Yeah, i realize that, it was just something quick I found after about a 30 second search. I wasn't trying to complain about the original article itself, it's obviously a production ready example whereas my linked one not so much.
It's just the general idea that, such things are required even for something so simple just seems over the top when you look at something like a hit counter alone.
It's just overall, if we tried to simplify, the simple things, would all the rest of the frameworks and apps end up being so convoluted and overengineered?
Yes, I imagine there's some example that uses Redis or similar with a proper increment and locking somewhere, perhaps in an eventually consistent way that doesn't block the page load.
yeah, but what you link to isn't a real hit counter? It makes something that looks like a hit counter without any of the backend stuff you need for a real hit counter.
'Ok guys, now here's the modern way to make one of the more simple things from yesteryear.

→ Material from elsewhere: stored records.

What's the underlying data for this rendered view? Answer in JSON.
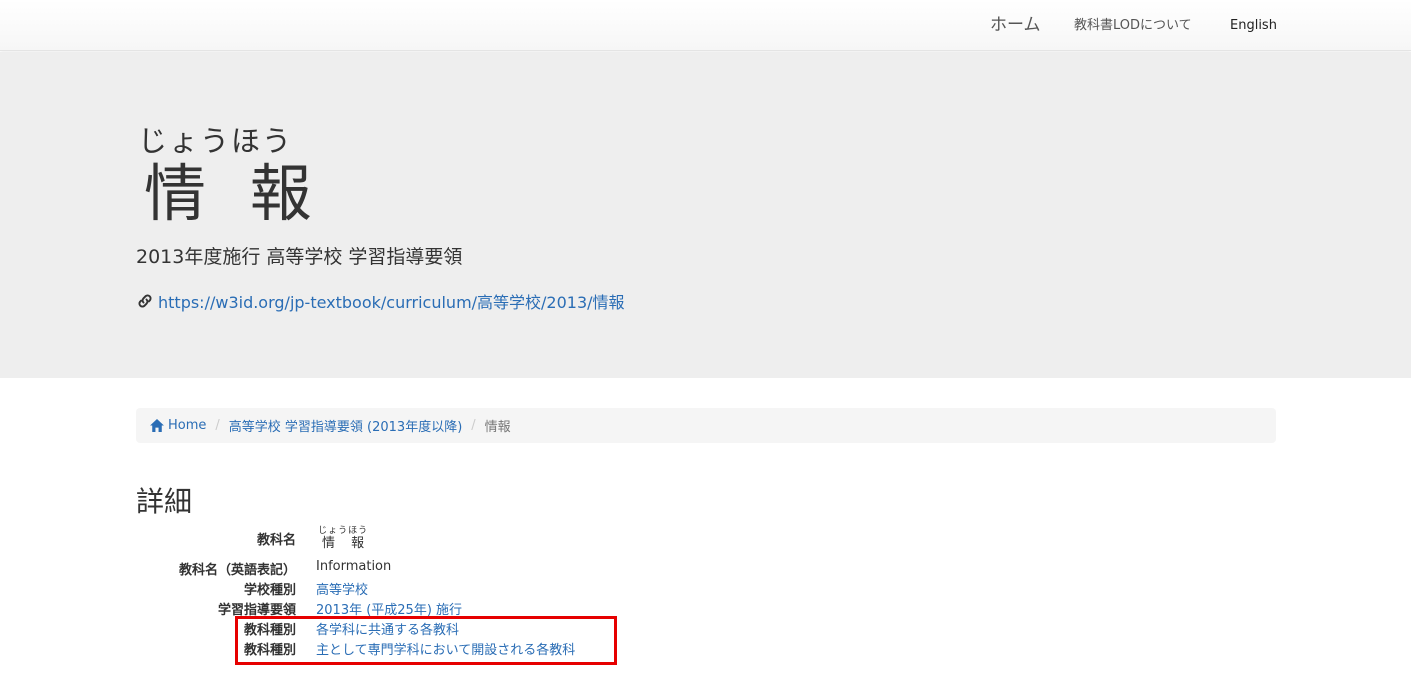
{
  "nav": {
    "home": "ホーム",
    "about": "教科書LODについて",
    "english": "English"
  },
  "jumbotron": {
    "reading": "じょうほう",
    "title": "情 報",
    "subtitle": "2013年度施行 高等学校 学習指導要領",
    "uri": "https://w3id.org/jp-textbook/curriculum/高等学校/2013/情報"
  },
  "breadcrumb": {
    "home": "Home",
    "curriculum": "高等学校 学習指導要領 (2013年度以降)",
    "current": "情報"
  },
  "details": {
    "heading": "詳細",
    "rows": [
      {
        "label": "教科名",
        "reading": "じょうほう",
        "value": "情 報"
      },
      {
        "label": "教科名（英語表記）",
        "value": "Information"
      },
      {
        "label": "学校種別",
        "value": "高等学校"
      },
      {
        "label": "学習指導要領",
        "value": "2013年 (平成25年) 施行"
      },
      {
        "label": "教科種別",
        "value": "各学科に共通する各教科"
      },
      {
        "label": "教科種別",
        "value": "主として専門学科において開設される各教科"
      }
    ]
  },
  "colors": {
    "link": "#2a6db5",
    "jumbotron_bg": "#eeeeee",
    "highlight": "#e60000"
  },
  "icons": [
    "link-icon",
    "home-icon"
  ]
}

First, lets bust out react....
A few hundred loc later...
Ok guys the database...
Sign up for account
Several more hundred loc later...
'Now to actually write our functions'
Download some dependencies Several hundred loc later...
And...here's your hit counter guys...
This whole article just captures perfectly the essence of all the things we complain about with the modern web.
Overengineered, convoluted solutions to simple problems.
Honestly, it would be nice sometimes if modern solutions remembered sometimes, it's ok to just keep it simple.
I did have a quick look around to see if i could find a simple, 'modern' hit counter.
https://www.codementor.io/@jamesezechukwu/how-to-create-a-si...
Personally, I prefer the simplicity of this to the article myself.